This tale of two generations, spanning from the Azores to Toronto’s Portuguese community, is full of “immense emotional and truthful power” (Colm Tóibín, author of Brooklyn).
These “beautiful [and] profoundly moving” interlinked stories of a father and son explore the innocent dreams and bitter disappointments of the immigrant experience (Booklist, starred review).
Moving from a small Portuguese fishing village in the Azores Islands to the shores of Newfoundland, Barnacle Love then takes us into the dark alleys of Toronto’s Portuguese community in the 1970s. The first half of the story is told through the perspective of the father, Manuel Rebelo, who fled his homeland—and the crushing weight of his mother’s expectations—to build a future for himself in a new land. Manuel struggles to adjust, but fulfilling the promise of his adopted home is not as simple as he had hoped.
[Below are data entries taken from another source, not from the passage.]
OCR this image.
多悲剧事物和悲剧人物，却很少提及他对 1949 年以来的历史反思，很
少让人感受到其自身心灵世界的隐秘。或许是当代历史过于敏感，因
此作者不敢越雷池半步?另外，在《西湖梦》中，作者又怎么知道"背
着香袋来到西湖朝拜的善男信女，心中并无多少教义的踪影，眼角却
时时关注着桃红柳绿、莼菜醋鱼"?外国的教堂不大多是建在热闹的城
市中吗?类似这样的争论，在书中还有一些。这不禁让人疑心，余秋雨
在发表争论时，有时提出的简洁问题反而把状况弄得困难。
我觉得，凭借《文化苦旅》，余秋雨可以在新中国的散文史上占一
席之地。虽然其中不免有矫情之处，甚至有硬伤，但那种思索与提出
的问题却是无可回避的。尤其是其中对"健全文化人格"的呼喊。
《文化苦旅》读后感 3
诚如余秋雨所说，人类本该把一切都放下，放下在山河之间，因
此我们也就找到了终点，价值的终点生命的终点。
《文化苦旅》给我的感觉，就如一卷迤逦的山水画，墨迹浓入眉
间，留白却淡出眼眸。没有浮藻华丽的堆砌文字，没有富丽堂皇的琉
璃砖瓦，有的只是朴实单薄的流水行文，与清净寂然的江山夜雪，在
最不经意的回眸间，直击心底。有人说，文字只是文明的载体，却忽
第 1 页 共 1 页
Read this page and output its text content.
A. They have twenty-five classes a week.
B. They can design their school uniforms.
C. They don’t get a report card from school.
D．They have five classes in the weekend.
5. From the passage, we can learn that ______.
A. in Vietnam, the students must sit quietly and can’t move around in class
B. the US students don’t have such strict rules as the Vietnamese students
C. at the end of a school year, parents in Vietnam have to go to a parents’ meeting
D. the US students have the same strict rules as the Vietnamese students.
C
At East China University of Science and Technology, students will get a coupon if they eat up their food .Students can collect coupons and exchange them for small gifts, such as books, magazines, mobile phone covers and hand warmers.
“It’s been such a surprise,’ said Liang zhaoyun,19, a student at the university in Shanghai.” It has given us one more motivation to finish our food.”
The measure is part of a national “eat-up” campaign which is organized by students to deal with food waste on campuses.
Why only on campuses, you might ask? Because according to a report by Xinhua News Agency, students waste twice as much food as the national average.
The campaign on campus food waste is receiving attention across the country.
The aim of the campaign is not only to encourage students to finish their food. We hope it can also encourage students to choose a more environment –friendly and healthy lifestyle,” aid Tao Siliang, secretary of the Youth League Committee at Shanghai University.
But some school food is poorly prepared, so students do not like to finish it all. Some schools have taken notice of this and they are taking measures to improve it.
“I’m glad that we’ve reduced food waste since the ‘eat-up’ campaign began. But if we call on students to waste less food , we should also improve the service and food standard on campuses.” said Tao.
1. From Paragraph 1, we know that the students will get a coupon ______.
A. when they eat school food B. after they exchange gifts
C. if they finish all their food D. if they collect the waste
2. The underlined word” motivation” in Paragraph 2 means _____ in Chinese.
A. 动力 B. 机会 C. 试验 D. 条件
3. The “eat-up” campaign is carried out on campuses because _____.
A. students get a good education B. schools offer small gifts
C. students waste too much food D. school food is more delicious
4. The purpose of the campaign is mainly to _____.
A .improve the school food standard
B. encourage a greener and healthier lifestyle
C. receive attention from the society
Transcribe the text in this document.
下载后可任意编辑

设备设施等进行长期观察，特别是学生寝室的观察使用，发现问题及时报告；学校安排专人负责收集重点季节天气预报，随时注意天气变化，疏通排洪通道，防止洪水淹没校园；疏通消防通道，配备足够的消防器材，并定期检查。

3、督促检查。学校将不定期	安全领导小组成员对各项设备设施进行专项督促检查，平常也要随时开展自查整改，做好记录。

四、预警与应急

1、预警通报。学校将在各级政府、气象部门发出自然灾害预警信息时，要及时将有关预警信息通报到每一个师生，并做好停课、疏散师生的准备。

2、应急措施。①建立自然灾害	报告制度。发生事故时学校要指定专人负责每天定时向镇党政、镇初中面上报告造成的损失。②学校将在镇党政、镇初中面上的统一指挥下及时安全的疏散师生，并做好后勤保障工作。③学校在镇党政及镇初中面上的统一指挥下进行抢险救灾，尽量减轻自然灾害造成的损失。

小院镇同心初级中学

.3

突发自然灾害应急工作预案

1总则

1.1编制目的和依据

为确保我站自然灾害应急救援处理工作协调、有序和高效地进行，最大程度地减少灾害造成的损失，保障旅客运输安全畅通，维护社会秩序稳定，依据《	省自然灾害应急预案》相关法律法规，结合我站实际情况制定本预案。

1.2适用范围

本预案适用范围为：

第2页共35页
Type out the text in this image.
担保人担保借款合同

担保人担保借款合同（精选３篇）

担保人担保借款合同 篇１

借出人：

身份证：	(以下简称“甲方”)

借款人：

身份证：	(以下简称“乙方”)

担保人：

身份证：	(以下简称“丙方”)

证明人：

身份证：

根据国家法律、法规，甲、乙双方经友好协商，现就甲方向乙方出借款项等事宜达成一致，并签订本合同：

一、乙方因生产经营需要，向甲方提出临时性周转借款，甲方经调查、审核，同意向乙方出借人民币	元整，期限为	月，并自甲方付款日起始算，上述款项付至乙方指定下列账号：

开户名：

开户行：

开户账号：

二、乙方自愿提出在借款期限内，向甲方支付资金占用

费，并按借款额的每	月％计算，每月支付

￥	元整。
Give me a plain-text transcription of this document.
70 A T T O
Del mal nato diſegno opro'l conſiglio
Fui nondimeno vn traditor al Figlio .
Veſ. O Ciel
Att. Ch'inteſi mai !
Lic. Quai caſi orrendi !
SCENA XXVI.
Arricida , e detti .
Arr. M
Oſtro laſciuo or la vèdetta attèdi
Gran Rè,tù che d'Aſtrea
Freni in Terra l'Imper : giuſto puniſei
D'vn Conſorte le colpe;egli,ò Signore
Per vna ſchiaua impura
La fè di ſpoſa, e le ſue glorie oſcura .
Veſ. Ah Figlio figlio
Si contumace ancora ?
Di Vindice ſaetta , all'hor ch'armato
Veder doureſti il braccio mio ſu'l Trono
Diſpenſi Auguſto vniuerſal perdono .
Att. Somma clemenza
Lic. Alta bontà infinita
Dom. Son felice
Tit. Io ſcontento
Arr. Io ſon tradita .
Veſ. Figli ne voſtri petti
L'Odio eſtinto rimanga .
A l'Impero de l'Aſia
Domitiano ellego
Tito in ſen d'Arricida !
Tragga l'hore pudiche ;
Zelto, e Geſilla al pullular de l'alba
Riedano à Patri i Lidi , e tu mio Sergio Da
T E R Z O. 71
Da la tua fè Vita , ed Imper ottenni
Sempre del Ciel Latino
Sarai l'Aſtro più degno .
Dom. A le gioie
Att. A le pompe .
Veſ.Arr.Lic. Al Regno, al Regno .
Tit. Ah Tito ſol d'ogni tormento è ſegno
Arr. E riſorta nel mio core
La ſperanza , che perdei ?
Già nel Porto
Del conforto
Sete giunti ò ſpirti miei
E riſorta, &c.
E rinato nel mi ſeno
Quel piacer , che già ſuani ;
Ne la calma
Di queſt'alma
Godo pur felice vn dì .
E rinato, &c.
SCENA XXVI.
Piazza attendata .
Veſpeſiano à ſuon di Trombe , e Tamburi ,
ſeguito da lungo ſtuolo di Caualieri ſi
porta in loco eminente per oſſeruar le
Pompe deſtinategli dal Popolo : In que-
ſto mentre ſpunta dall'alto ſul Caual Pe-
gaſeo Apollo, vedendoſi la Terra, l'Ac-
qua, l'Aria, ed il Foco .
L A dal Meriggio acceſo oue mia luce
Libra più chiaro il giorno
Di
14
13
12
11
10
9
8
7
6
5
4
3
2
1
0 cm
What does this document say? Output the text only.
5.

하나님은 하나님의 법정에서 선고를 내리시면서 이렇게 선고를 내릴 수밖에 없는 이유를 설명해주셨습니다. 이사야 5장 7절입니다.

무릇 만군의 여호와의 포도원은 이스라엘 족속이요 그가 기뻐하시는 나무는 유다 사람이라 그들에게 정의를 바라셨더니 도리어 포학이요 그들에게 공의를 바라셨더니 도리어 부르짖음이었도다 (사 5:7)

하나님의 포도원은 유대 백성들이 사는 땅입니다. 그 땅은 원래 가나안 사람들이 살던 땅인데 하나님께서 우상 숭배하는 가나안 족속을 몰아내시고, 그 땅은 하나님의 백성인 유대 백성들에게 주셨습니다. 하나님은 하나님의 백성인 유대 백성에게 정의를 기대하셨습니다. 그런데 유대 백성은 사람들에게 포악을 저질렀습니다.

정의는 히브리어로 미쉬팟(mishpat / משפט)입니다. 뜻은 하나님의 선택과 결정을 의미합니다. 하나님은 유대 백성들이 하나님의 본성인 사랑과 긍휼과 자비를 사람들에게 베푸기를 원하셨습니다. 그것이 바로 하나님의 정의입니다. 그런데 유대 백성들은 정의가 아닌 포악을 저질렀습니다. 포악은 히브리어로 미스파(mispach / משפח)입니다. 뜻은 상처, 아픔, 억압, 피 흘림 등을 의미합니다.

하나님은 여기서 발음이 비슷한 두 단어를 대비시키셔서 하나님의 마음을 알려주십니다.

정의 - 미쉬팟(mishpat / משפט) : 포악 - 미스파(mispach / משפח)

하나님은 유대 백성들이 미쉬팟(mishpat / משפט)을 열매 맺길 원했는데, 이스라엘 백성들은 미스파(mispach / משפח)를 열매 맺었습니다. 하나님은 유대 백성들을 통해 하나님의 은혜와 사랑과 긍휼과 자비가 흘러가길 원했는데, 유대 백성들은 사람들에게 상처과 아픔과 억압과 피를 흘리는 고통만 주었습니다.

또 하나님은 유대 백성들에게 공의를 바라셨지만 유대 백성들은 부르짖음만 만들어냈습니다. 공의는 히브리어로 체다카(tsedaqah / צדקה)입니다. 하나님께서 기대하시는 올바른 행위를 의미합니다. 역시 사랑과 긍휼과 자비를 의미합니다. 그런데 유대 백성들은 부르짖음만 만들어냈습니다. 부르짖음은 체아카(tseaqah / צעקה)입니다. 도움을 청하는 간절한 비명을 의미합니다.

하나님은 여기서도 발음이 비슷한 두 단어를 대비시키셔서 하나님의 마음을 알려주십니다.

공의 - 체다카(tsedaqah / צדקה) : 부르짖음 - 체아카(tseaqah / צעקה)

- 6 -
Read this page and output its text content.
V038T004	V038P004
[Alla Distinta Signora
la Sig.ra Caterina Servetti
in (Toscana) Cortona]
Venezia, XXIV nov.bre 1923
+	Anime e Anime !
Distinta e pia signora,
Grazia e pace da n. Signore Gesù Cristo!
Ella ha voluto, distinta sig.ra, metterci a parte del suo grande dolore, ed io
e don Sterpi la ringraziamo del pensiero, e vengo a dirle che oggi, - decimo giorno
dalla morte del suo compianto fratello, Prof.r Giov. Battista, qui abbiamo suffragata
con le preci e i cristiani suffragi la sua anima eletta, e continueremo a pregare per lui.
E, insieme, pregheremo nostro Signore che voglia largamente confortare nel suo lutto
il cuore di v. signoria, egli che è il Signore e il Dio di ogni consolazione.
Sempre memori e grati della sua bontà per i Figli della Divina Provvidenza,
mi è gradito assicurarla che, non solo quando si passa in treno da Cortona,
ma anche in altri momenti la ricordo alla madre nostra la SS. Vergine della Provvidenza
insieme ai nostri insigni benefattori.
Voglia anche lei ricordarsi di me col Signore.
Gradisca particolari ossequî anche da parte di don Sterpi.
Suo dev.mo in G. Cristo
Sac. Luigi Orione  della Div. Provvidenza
The tale transitions to the candid point of view of Manuel’s son, Antonio, who—along with his sister and mother—lives in the shadows cast by Manuel’s failures. With fantastic, sometimes magical details and passionate empathy, this is a haunting journey into the lives of a family and its secrets.
Hailed as “tender and raw, morbid and surprisingly gentle” by the Vancouver Sun, Barnacle Love was a finalist for Canada’s prestigious Giller Prize.